Gerhard Wolter Molanus (born Gerhard Wolter van Meulen; 1 November 1633 in Hameln (25 m. s.w. of Hanover) - 7 September 1722 at Loccum) was Lutheran theologian and abbot of Loccum.

==Biography==
He studied theology at Helmstedt; and in 1659 was appointed professor of mathematics and theology at University of Rinteln. 1671 Molanus became conventual of a Lutheran Loccum Abbey and 1672 coadjutor of the abbot. There he lived in celibacy according to the Rule of St. Benedict. In 1674 Duke John Frederick called him to Hanover as director of the consistory after Justus Gesenius († 1673). 1677 he became abbot of Loccum under title Gerhard I, one of the most influential offices in the duchy.

As a disciple of Calixtus during the Syncretistic Controversy, Molanus used his power to abolish the hostility which prevailed between the Lutherans and the Reformed. He was very active in aiding the Reformed, who after their expulsion from France by the revocation of the edict of Nantes (1685) found a refuge in the country of Hanover. Molanus was also commissioned by the duke to bring about a reconciliation between Protestants and Roman Catholics. The Roman Catholic representative was Cristoval Royas de Spinola, who appeared in Hanover in 1676 and then in 1683. These discussions were followed in 1691, 1692, and 1693 by negotiations between Bossuet and Molanus, but no agreement resulted.

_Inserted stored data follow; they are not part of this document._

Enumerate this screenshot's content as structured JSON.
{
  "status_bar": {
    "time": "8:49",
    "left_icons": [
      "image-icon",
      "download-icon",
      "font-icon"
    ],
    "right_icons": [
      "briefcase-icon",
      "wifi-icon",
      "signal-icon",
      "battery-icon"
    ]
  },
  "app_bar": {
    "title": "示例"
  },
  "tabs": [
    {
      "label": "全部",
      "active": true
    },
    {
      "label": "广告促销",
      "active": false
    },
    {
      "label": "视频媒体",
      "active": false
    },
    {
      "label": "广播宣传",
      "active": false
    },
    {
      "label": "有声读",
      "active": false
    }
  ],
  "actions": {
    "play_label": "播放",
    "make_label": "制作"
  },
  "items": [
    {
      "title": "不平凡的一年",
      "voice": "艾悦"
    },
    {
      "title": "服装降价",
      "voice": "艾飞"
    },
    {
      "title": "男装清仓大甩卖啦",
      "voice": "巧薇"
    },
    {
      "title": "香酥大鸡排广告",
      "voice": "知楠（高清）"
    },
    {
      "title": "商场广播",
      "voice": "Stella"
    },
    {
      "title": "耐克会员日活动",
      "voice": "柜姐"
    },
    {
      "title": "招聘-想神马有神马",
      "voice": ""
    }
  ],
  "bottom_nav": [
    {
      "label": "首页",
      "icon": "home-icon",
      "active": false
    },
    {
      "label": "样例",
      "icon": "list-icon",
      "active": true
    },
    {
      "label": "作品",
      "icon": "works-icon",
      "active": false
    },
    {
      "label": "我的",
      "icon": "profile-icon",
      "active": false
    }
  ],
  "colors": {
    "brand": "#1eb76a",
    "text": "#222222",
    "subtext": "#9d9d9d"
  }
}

Molanus found himself in agreement with Bossuet in regarding most of the differences between the Catholics and the Lutherans as misunderstandings or as different designations of the same content. But he did not regard the Council of Trent legitimate because the Protestants had been condemned without being heard, and because it had not been accepted by the entire Catholic Church. Molanus considered further negotiations in vain, as the Protestants would never concede the matter of communion under both species. On account of the spirit of conciliation which Molanus manifested in these negotiations, it was rumored that he had become Roman Catholic, and he had to defend himself publicly in letters and treatises.